Pelajar sangat diperhatikan dan disayang disini. Contohnya pernah saya dan teman sekamar salat di Masjid Sholahuddin Al Ayyubi, salah satu masjid yang cukup besar di daerah Ruknuddin, Asaduddin Damaskus.
Setelah salat, jamaah yang berduit biasanya royal memberikan uang yang diawali dengan sapaan, obrolan hingga salam tempel perpisahan.
Karena saking seringnya menerima itu sampai sampai kita hapal berapa uang yang masuk masuk dalam genggaman. kadang 500 Lyra (10 USD, sekitar 100 ribuan pada tahun itu) dan kadang lebih.
Ada satu kisah menarik yang di mana saya pernah menolak pemberian itu. Mungkin karena kecewa hingga penasarannya, laki paruh baya itu mengikuti saya sampai dekat rumah.
"Kamu tidak boleh menolaknya," pintanya memasukkan sesuatu di kantong celana saya. 3.000 Lyra. Dan itulah tauzi (pemberian) terbesar yang pernah saya terima.

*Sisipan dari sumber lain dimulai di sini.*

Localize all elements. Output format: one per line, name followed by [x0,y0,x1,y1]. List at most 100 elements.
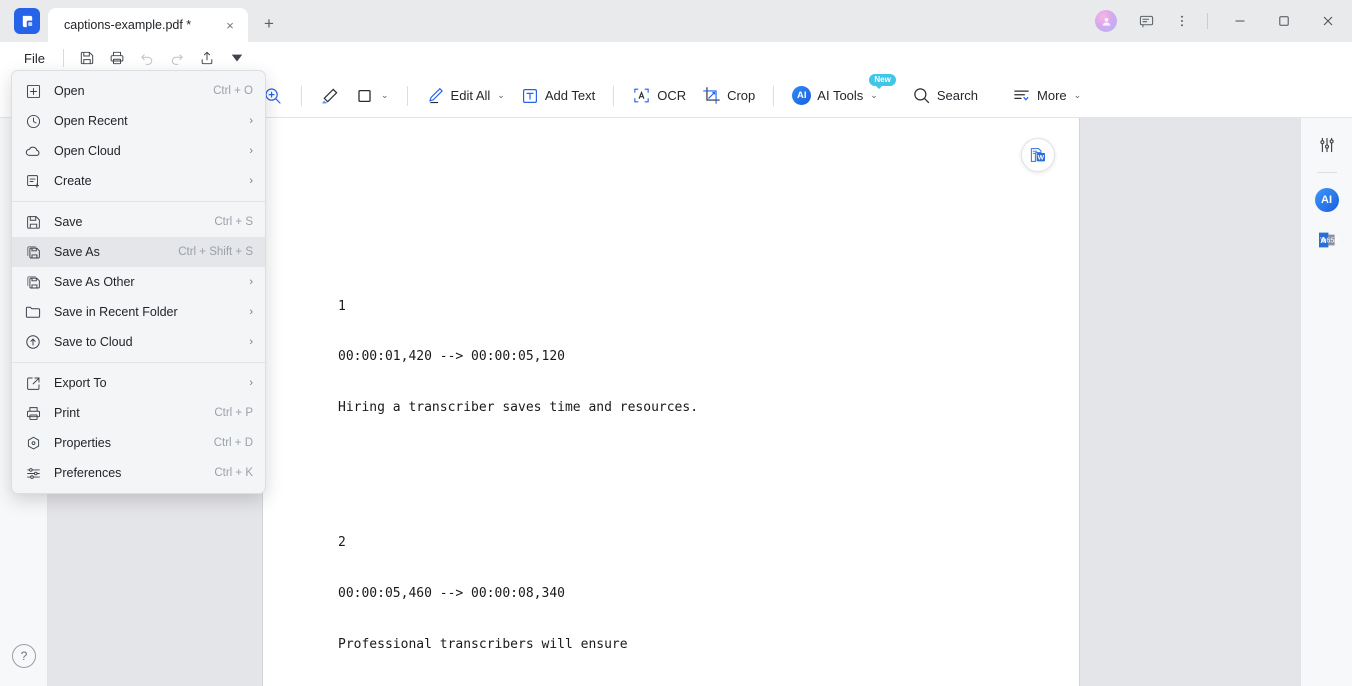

 Kota Damaskus, Suriah. (CNN Indonesia/Ike Agestu) |
Pernah juga saat sebagian teman-teman salat Tarawih di Masjid Al Umayyad Damaskus, salah satu masjid terbesar di Suriah. Sehabis salat, jamaah yang berduit biasanya royal membagikan makanan atau uang kepada jamaah lain.
Kadang ada yang sampai memberi sedekah sebesar 500 lira (sekitar Rp 100 ribu pada tahun itu). Sebagai pelajar yang kantongnya pas-pasan, teman-teman tentu sangat senang bisa pulang ke rumah sambil membawa besek.
Selain masjid, momen Ramadan yang hangat juga terasa di pasar atau tamannya. Di sini ada lebih banyak dermawan. Bukan hanya orang kaya, tapi juga para pedagangnya.
Mungkin muka-muka pelajar yang polos membuat hati mereka luluh, karena itu mereka sering memberikan diskon. Kalau mengaku kekurangan uang, mereka juga kadang membolehkan pelajar berhutang, atau malah bawa pulang barang yang dibeli dengan gratis.
"Cukup doakan saya," kata mereka sambil tersenyum saat kita mengucapkan terima kasih.
Saya amati, perilaku senang memberi ini sepertinya menjadi karakter sebagian besar penduduk Suriah. Baik yang sultan atau rakyat, semuanya senang membantu orang.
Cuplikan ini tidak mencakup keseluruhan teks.